David Bowie, Bread Crumbs, and the Appropriate Time to Panic

One would think I'd have the sense to pay special attention to the many different turns I had to choose from. After all, the trail was lined with head-high brush, so there was absolutely no hope of just looking above the horizon to see my destination. 

All that was missing was a stinking swamp, gruesome goblins, and David Bowie in those awesomely awkward pants.

Don't lie. If you've seen the movie Labyrinth from the 1980's, you know exactly what I'm talking about. Ew.

I had decided I wanted to hike for about an hour, so when the first half hour had passed, I turned around. Simple math, right? Thirty minutes there + thirty minutes back = one hour long hike. But somehow amongst the twisty turning trails, I found myself completely lost. And when I say completely... well, I mean completely.

The second I realized I had fallen astray, the panic set in. The absolute beauty and wonder of the scenery around me suddenly became my solitude; my cell. I felt imprisoned and desperately wanted to find my feet back on the right path... I'm not sure what set off that alarm inside me. Maybe it was a survival sense, or maybe it was just me being a big baby. But the alarm... the alarm did sound. I didn't have to miss a meal or be attacked by a mountain lion.
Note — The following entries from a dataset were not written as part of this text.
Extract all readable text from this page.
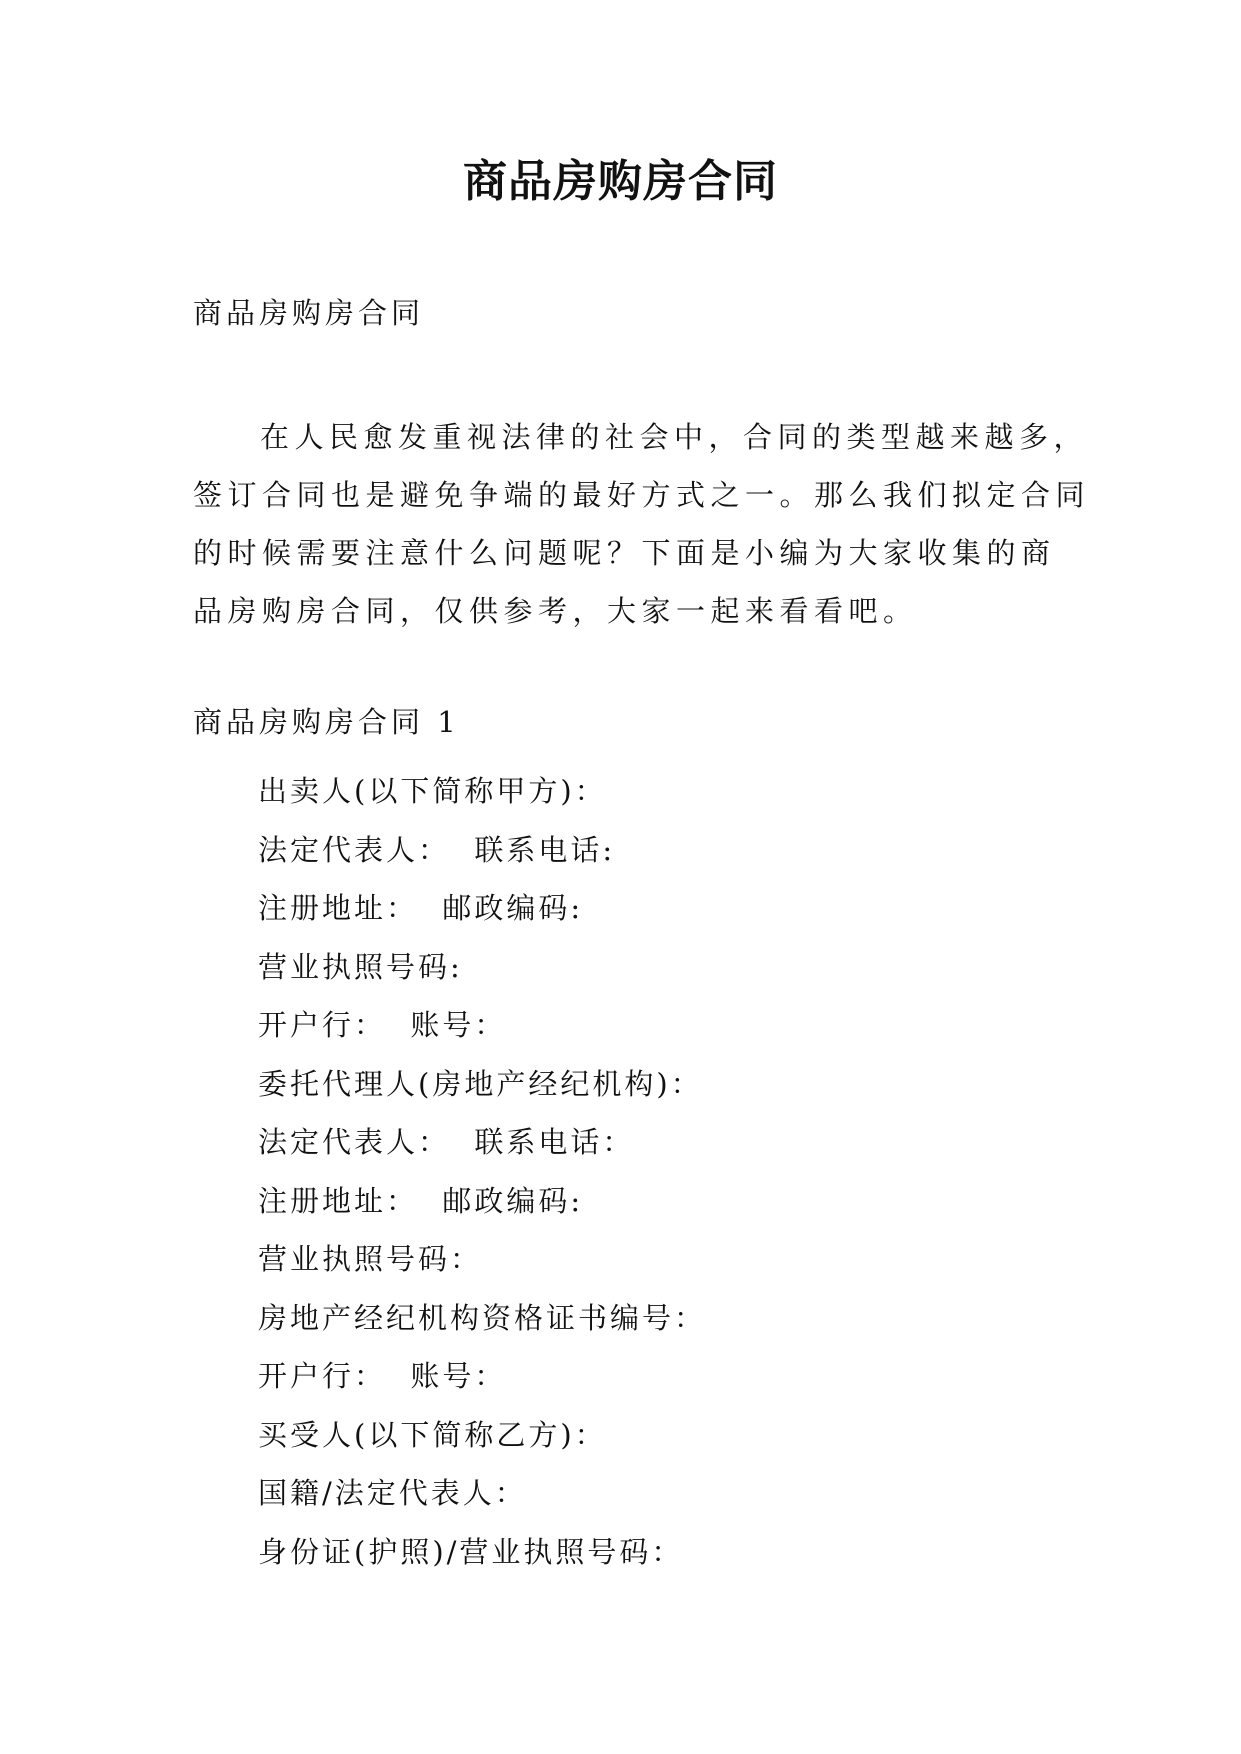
商品房购房合同
商品房购房合同
在人民愈发重视法律的社会中，合同的类型越来越多，
签订合同也是避免争端的最好方式之一。那么我们拟定合同
的时候需要注意什么问题呢？下面是小编为大家收集的商
品房购房合同，仅供参考，大家一起来看看吧。
商品房购房合同 1
出卖人(以下简称甲方)：
法定代表人：  联系电话:
注册地址：  邮政编码:
营业执照号码:
开户行：  账号：
委托代理人(房地产经纪机构)：
法定代表人：  联系电话：
注册地址：  邮政编码:
营业执照号码：
房地产经纪机构资格证书编号：
开户行：  账号：
买受人(以下简称乙方)：
国籍/法定代表人：
身份证(护照)/营业执照号码：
I didn't need to be caught in a terrible storm or even just wander around in the wilderness for a few hours. All it took was a wrong turn or two for the alarm to go off. That's all in took.
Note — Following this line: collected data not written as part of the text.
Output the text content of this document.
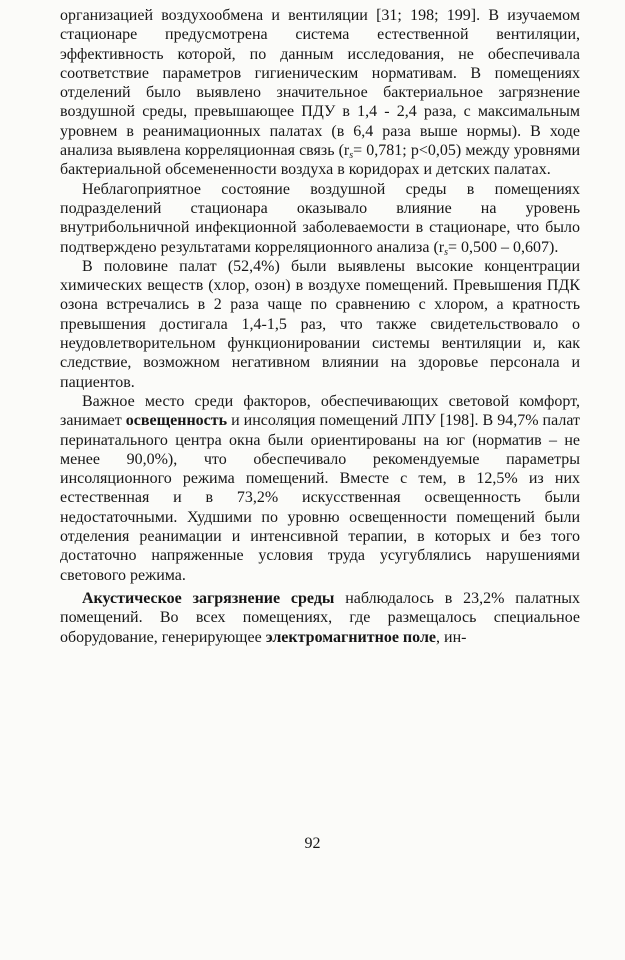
организацией воздухообмена и вентиляции [31; 198; 199]. В изучаемом стационаре предусмотрена система естественной вентиляции, эффективность которой, по данным исследования, не обеспечивала соответствие параметров гигиеническим нормативам. В помещениях отделений было выявлено значительное бактериальное загрязнение воздушной среды, превышающее ПДУ в 1,4 - 2,4 раза, с максимальным уровнем в реанимационных палатах (в 6,4 раза выше нормы). В ходе анализа выявлена корреляционная связь ($r_s= 0,781$; р<0,05) между уровнями бактериальной обсемененности воздуха в коридорах и детских палатах.

Неблагоприятное состояние воздушной среды в помещениях подразделений стационара оказывало влияние на уровень внутрибольничной инфекционной заболеваемости в стационаре, что было подтверждено результатами корреляционного анализа $(r_s= 0,500 - 0,607)$.

В половине палат (52,4%) были выявлены высокие концентрации химических веществ (хлор, озон) в воздухе помещений. Превышения ПДК озона встречались в 2 раза чаще по сравнению с хлором, а кратность превышения достигала 1,4-1,5 раз, что также свидетельствовало о неудовлетворительном функционировании системы вентиляции и, как следствие, возможном негативном влиянии на здоровье персонала и пациентов.

Важное место среди факторов, обеспечивающих световой комфорт, занимает освещенность и инсоляция помещений ЛПУ [198]. В 94,7% палат перинатального центра окна были ориентированы на юг (норматив – не менее 90,0%), что обеспечивало рекомендуемые параметры инсоляционного режима помещений. Вместе с тем, в 12,5% из них естественная и в 73,2% искусственная освещенность были недостаточными. Худшими по уровню освещенности помещений были отделения реанимации и интенсивной терапии, в которых и без того достаточно напряженные условия труда усугублялись нарушениями светового режима.

Акустическое загрязнение среды наблюдалось в 23,2% палатных помещений. Во всех помещениях, где размещалось специальное оборудование, генерирующее электромагнитное поле, ин-

92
Needless to say, my one hour hike lasted about two hours. As trivial as that might be, it got me thinking about becoming lost. How do we lose our way and stray so far from the Path? Not the path, but the Path? How is it that the first wrong turn we take on a hike or while driving to a new restaurant the alarm instantly goes off, yet we can wander so far from God without really even realizing it until we're at rock bottom?
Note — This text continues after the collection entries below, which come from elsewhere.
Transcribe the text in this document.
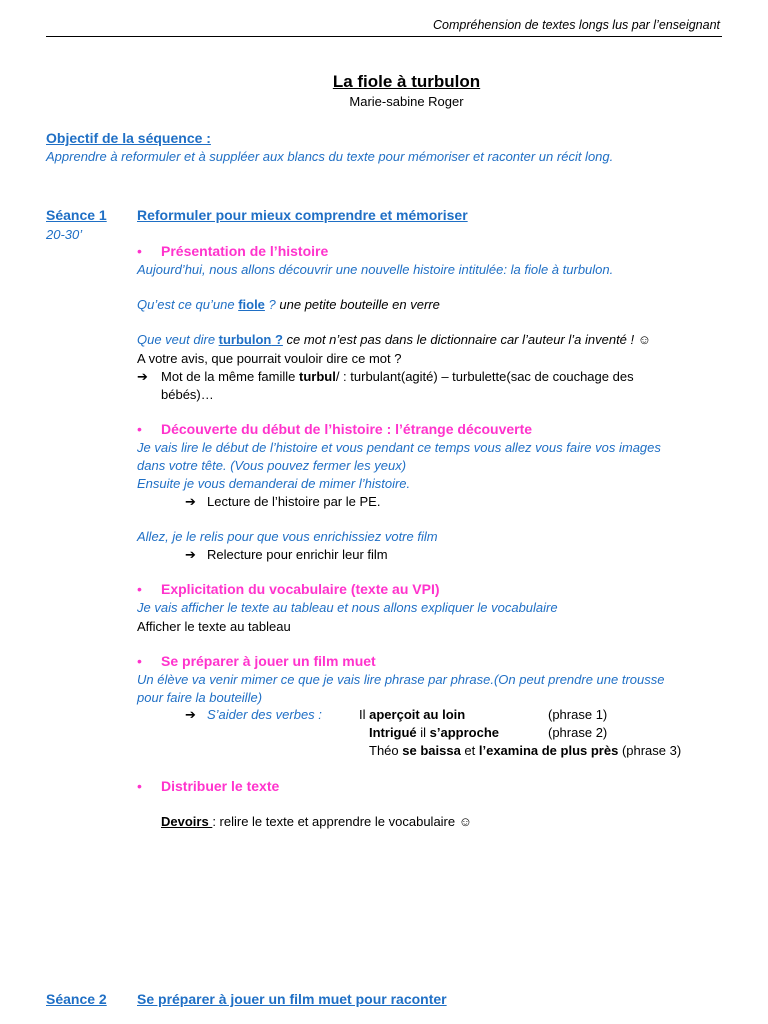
Compréhension de textes longs lus par l’enseignant
La fiole à turbulon
Marie-sabine Roger
Objectif de la séquence :
Apprendre à reformuler et à suppléer aux blancs du texte pour mémoriser et raconter un récit long.
Séance 1 Reformuler pour mieux comprendre et mémoriser
20-30’
• Présentation de l’histoire
Aujourd’hui, nous allons découvrir une nouvelle histoire intitulée: la fiole à turbulon.
Qu’est ce qu’une fiole ? une petite bouteille en verre
Que veut dire turbulon ? ce mot n’est pas dans le dictionnaire car l’auteur l’a inventé ! ☺
A votre avis, que pourrait vouloir dire ce mot ?
➔ Mot de la même famille turbul/ : turbulant(agité) – turbulette(sac de couchage des
bébés)…
• Découverte du début de l’histoire : l’étrange découverte
Je vais lire le début de l’histoire et vous pendant ce temps vous allez vous faire vos images
dans votre tête. (Vous pouvez fermer les yeux)
Ensuite je vous demanderai de mimer l’histoire.
➔ Lecture de l’histoire par le PE.
Allez, je le relis pour que vous enrichissiez votre film
➔ Relecture pour enrichir leur film
• Explicitation du vocabulaire (texte au VPI)
Je vais afficher le texte au tableau et nous allons expliquer le vocabulaire
Afficher le texte au tableau
• Se préparer à jouer un film muet
Un élève va venir mimer ce que je vais lire phrase par phrase.(On peut prendre une trousse
pour faire la bouteille)
➔ S’aider des verbes :	Il aperçoit au loin	(phrase 1)
Intrigué il s’approche	(phrase 2)
Théo se baissa et l’examina de plus près (phrase 3)
• Distribuer le texte
Devoirs : relire le texte et apprendre le vocabulaire ☺
Séance 2 Se préparer à jouer un film muet pour raconter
So the thoughts continue. I'm reflecting, introspecting, and all those other fun verbs that bridge together the worlds of spirituality and psychology. Maybe my internal (eternal) alarm does sound the second I step out from God's will; maybe I've just gotten really good at ignoring it, or maybe I've even deactivated it somewhere along the line. 

Either way, I'm dropping bread crumbs; I don't want to lose my way. I'm watching close and setting my alarm to heightened sensitivity. The very moment I step off the Right Path, I want that alarm to sound. 

I want to panic. Panic like I just walked into David Bowie from The Labyrinth... Ew.